In conclusion, we have demonstrated inverse associations of baseline serum vitamin D concentration with future glucose levels and insulin resistance in a prospective population-based study, such that higher baseline vitamin D is associated with significantly lower future glucose, insulin, and HOMA-IR. These associations are independent of risk factors and potential confounders and are potentially important in understanding the etiology of metabolic disturbances associated with type 2 diabetes.
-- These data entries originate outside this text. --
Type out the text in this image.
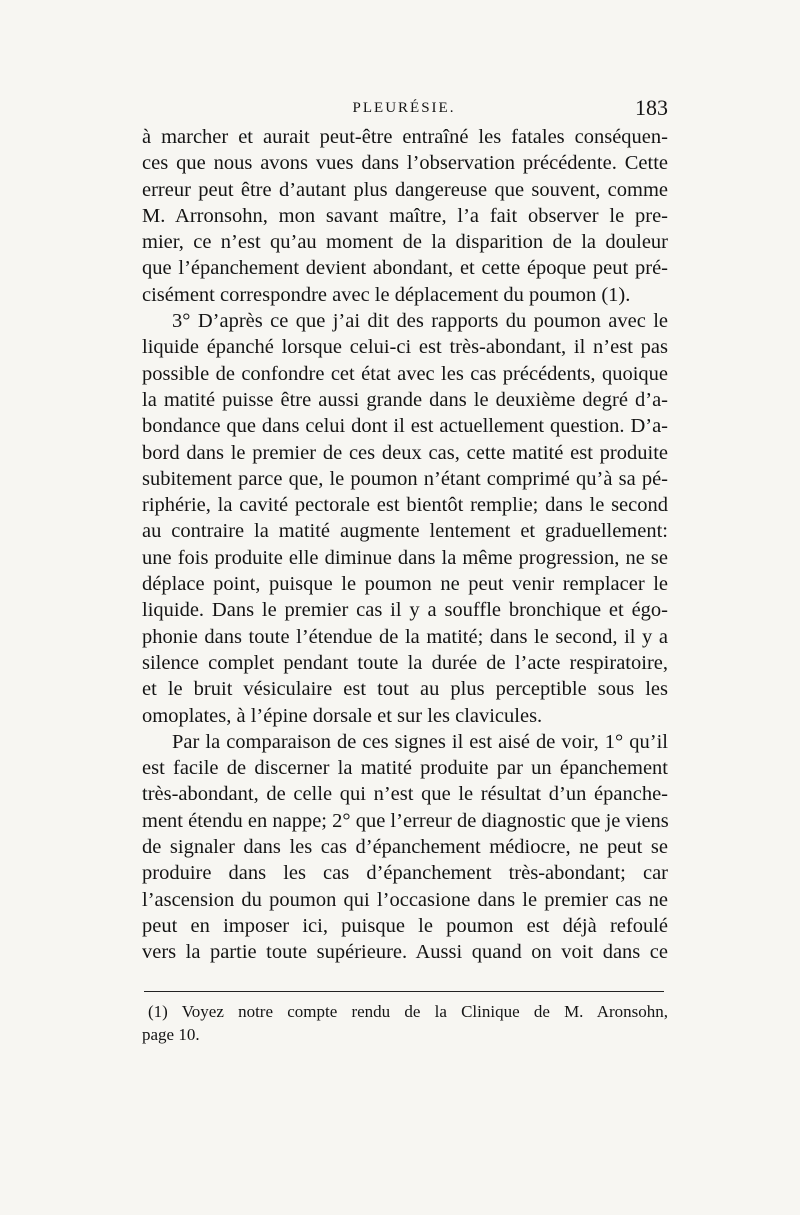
PLEURÉSIE.	183
à marcher et aurait peut-être entraîné les fatales conséquen-
ces que nous avons vues dans l’observation précédente. Cette
erreur peut être d’autant plus dangereuse que souvent, comme
M. Arronsohn, mon savant maître, l’a fait observer le pre-
mier, ce n’est qu’au moment de la disparition de la douleur
que l’épanchement devient abondant, et cette époque peut pré-
cisément correspondre avec le déplacement du poumon (1).
3° D’après ce que j’ai dit des rapports du poumon avec le
liquide épanché lorsque celui-ci est très-abondant, il n’est pas
possible de confondre cet état avec les cas précédents, quoique
la matité puisse être aussi grande dans le deuxième degré d’a-
bondance que dans celui dont il est actuellement question. D’a-
bord dans le premier de ces deux cas, cette matité est produite
subitement parce que, le poumon n’étant comprimé qu’à sa pé-
riphérie, la cavité pectorale est bientôt remplie; dans le second
au contraire la matité augmente lentement et graduellement:
une fois produite elle diminue dans la même progression, ne se
déplace point, puisque le poumon ne peut venir remplacer le
liquide. Dans le premier cas il y a souffle bronchique et égo-
phonie dans toute l’étendue de la matité; dans le second, il y a
silence complet pendant toute la durée de l’acte respiratoire,
et le bruit vésiculaire est tout au plus perceptible sous les
omoplates, à l’épine dorsale et sur les clavicules.
Par la comparaison de ces signes il est aisé de voir, 1° qu’il
est facile de discerner la matité produite par un épanchement
très-abondant, de celle qui n’est que le résultat d’un épanche-
ment étendu en nappe; 2° que l’erreur de diagnostic que je viens
de signaler dans les cas d’épanchement médiocre, ne peut se
produire dans les cas d’épanchement très-abondant; car
l’ascension du poumon qui l’occasione dans le premier cas ne
peut en imposer ici, puisque le poumon est déjà refoulé
vers la partie toute supérieure. Aussi quand on voit dans ce
(1) Voyez notre compte rendu de la Clinique de M. Aronsohn,
page 10.
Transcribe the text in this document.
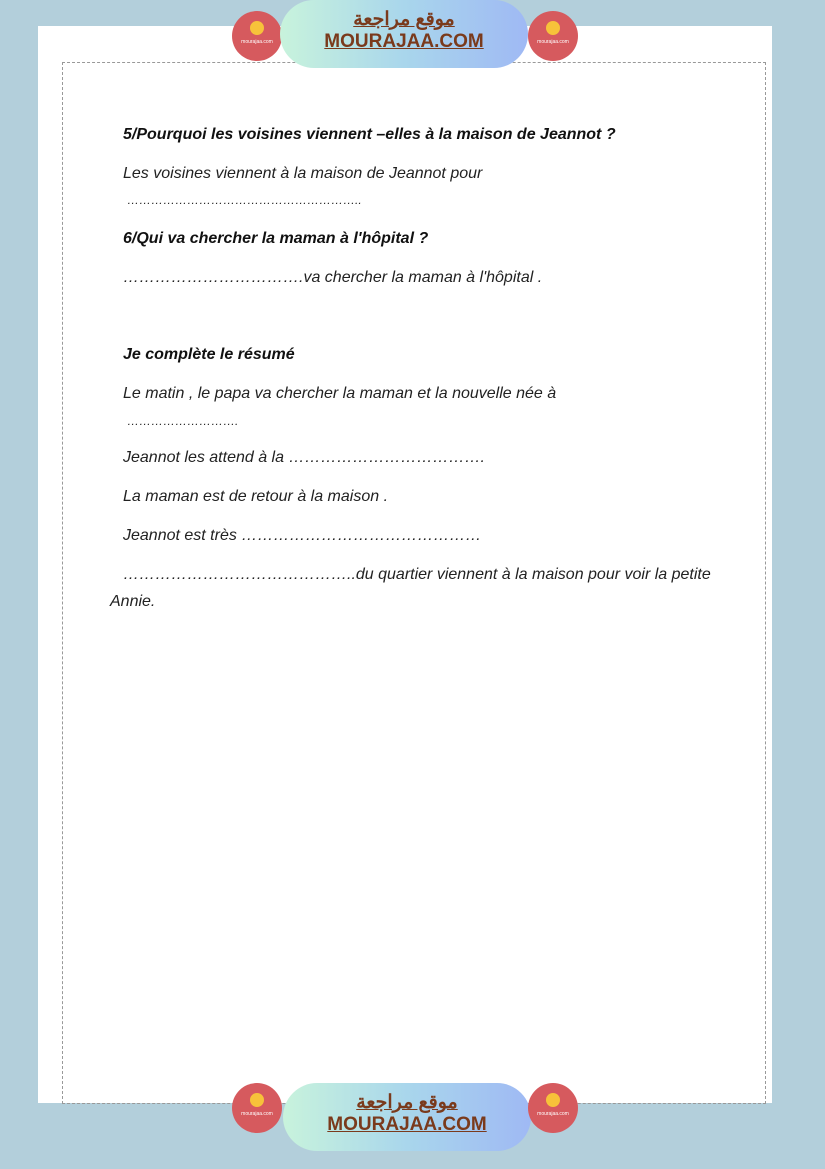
mourajaa.com
موقع مراجعة
MOURAJAA.COM	mourajaa.com
5/Pourquoi les voisines viennent –elles à la maison de Jeannot ?
Les voisines viennent à la maison de Jeannot pour
…………………………………………………..
6/Qui va chercher la maman à l'hôpital ?
…………………………….va chercher la maman à l'hôpital .
Je complète le résumé
Le matin , le papa va chercher la maman et la nouvelle née à
……………………….
Jeannot les attend à la ……………………………….
La maman est de retour à la maison .
Jeannot est très ………………………………………
……………………………………..du quartier viennent à la maison pour voir la petite
Annie.
mourajaa.com
موقع مراجعة
MOURAJAA.COM	mourajaa.com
Despite mounting evidence linking inadequate vitamin D repletion with abnormalities of glucose and insulin metabolism, the role of vitamin D is not fully understood and deserves further investigation in both larger, specifically designed prospective studies and with randomized controlled trials of supplementation. Demonstration of a causal role for hypovitaminosis D in these disorders would lead to new targets for efforts to prevent type 2 diabetes at the population level and, possibly, for its treatment.